Passive consumers to whom you are delivering doggie treats

Culture isn’t who we are, it’s who we were taught to be.

It’s a story. One that we have all accepted and agreed to tell, whether we realize it or not.

This phenomenon makes culture the most enormous force of persuasion that exists in the world. And that’s not necessarily a good thing.

Because if you look back to the past fifty years, our culture has completely indoctrinated people with a deluded model of fulfillment. The powers that be have exquisitely trained our brains to look outside ourselves for happiness and meaning.

Bernays, the pioneer of the field propaganda and the godfather of public relations, isn’t solely responsible for this mindset, but he did blaze the culture trail. He’s the subject of the brilliant documentary about the century of the self, proclaiming the following:

It’s not that the people are in charge, but that the people’s desires are in charge. Democracy has been reduced from something which assumes an active citizenry to something that’s now increasingly predicated on the idea that the public are passive consumers to whom companies are delivering doggie treats.

Bernays believed that human beings could never be allowed to truly express themselves. It was too dangerous. They must always be controlled, and thus always be discontent.

It’s one of the reasons billion dollar media companies pervert the cultural narrative. Content is merely the filler material that transmits the true currency of the trade, which is advertising. And ironically, that content the only way to preserve our sense of discontent.

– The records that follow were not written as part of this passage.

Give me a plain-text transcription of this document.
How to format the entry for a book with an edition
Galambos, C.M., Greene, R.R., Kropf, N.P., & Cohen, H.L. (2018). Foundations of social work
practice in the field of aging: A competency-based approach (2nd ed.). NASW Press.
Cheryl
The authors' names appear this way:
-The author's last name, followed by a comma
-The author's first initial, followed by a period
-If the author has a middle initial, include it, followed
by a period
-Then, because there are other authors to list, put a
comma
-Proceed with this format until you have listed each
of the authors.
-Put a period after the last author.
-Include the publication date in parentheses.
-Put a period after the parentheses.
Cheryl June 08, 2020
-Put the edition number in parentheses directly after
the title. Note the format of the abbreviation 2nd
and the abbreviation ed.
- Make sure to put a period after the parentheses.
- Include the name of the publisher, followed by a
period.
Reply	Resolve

Our culture is like itching powder for the ego. It’s officially become one giant transcontinental engine of gratification.

Pinsky wrote a riveting book about the biological aftershocks of culture. He tells the story of treating the severest cases of drug dependency and psychiatric breakdown, all of which are somehow related to our culture. His thesis really struck a chord with me:

Our culture is like a living, breathing beast that feeds its own need to exit and grow at the expense of the individual. And the people who create the culture tend to be sick and have no idea what’s real. That’s why we’re lacking honest messages about what it really means to be a healthy human being. Our culture is just like the junk food we live on. It fills people up without the distracting burden of nourishment, overwhelming them messages that arouse and stimulate and suggest that the answer to all problems is the same, gratification.

Pinsky confirms one of my long held theories, which is that nobody actually wants us to be happy and healthy. Think about it. Did you ever notice that trauma and dysfunction are celebrated, elevated and idealized? Have you ever tried to enjoy a salad and sparkling water while everyone else at the table is pounding wings and beer?

People don’t get rewarded for creating a healthy lifestyle that brings them joy, they get ostracized. Healthy people aren’t that interesting.

What’s more, people who are content are difficult to maneuver. It’s important that we continue to cast light on the darkest parts of our culture, and we continue to routinely honor the higher forces whose stories are more trustworthy. 

What story has your culture trained you to believe about yourself?